低剂量性类固醇，包括17-f5雌二醇(E2)和睾酮(T4)，提供了对临床和 组织学实验性自身免疫性脑脊髓炎(EAE)，一种人类疾病的动物模型， 硬化症(MS)。我们推测，两性类固醇对EAE的神经保护作用是通过 包括免疫细胞和非免疫细胞。E2可能通过影响EAE的发育和功能而参与EAE的抵抗 针对髓鞘抗原的潜在致病T细胞以及调节性T细胞，包括新生的 描述了可能改变病程的CD4+CD25+Treg细胞。或者，雌二醇的主要作用 可能在巨噬细胞、树突状细胞或中枢神经系统细胞上。我们发现雌二醇组抑制了脑源性活动。 髓鞘特异性T细胞，中枢神经系统和脾中细胞因子(尤其是肿瘤坏死因子-α)和趋化因子/受体减少， 并抑制炎症细胞向中枢神经系统的募集。最近，我们证明了Erko小鼠缺乏Esrl (E_2受体)而不是缺乏ESR2(E_2的P受体)的BERKO小鼠对E_2介导的抑制作用不敏感。 慢性EAE，因此暗示ESR1参与了E2介导的保护。
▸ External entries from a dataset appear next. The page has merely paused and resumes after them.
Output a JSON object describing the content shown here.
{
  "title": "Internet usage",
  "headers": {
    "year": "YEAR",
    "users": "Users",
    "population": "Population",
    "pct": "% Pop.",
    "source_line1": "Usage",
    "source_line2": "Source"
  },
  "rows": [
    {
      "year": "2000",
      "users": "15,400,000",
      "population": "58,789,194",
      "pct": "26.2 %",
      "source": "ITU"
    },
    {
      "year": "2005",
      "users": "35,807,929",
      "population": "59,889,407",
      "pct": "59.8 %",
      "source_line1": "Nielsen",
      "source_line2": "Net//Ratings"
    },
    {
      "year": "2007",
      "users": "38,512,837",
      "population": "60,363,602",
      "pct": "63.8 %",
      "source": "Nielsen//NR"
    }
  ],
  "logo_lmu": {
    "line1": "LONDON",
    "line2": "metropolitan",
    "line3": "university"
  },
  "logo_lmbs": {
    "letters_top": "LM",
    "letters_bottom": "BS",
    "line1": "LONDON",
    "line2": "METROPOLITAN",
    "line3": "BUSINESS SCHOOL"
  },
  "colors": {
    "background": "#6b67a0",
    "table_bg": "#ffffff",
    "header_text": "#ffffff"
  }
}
在目标1中，我们将确定免疫或非免疫 细胞介导E2对慢性(C57BL/6)和复发性(SJL)EAE模型的神经保护作用。在目标2中，我们 将寻求有希望的初步数据，表明E2可能增强CD4+CD25+T细胞的调节活性 这也可能通过ESRL发挥作用。T4还可以提供对EAE的保护，正如我们之前所展示的那样。 在我们的年轻雄性小鼠模型中，去势会恶化EAE，而外源性T4治疗则减少了疾病。我们 假设T4提供保护是因为它通过P450芳香酶转化为E2，这种效应是 在中年男性中最为明显。或者，T4可以通过雄激素直接发出信号来发挥作用 受体(AR)。在目标3中，我们将检验外源性T4治疗提供保护的假设。 EAE通过酶转化，这是年龄依赖的。从这个项目中获得的结果将有选择地 确定EAE中的E2反应细胞类型，并确定雌激素和睾酮是否对EAE具有保护作用 利用重叠机制，从而与T4的神经保护机制进行直接比较 脑缺血(项目2)。我们的研究可能有助于预测睾酮如何对中年女性有益。 老年多发性硬化患者。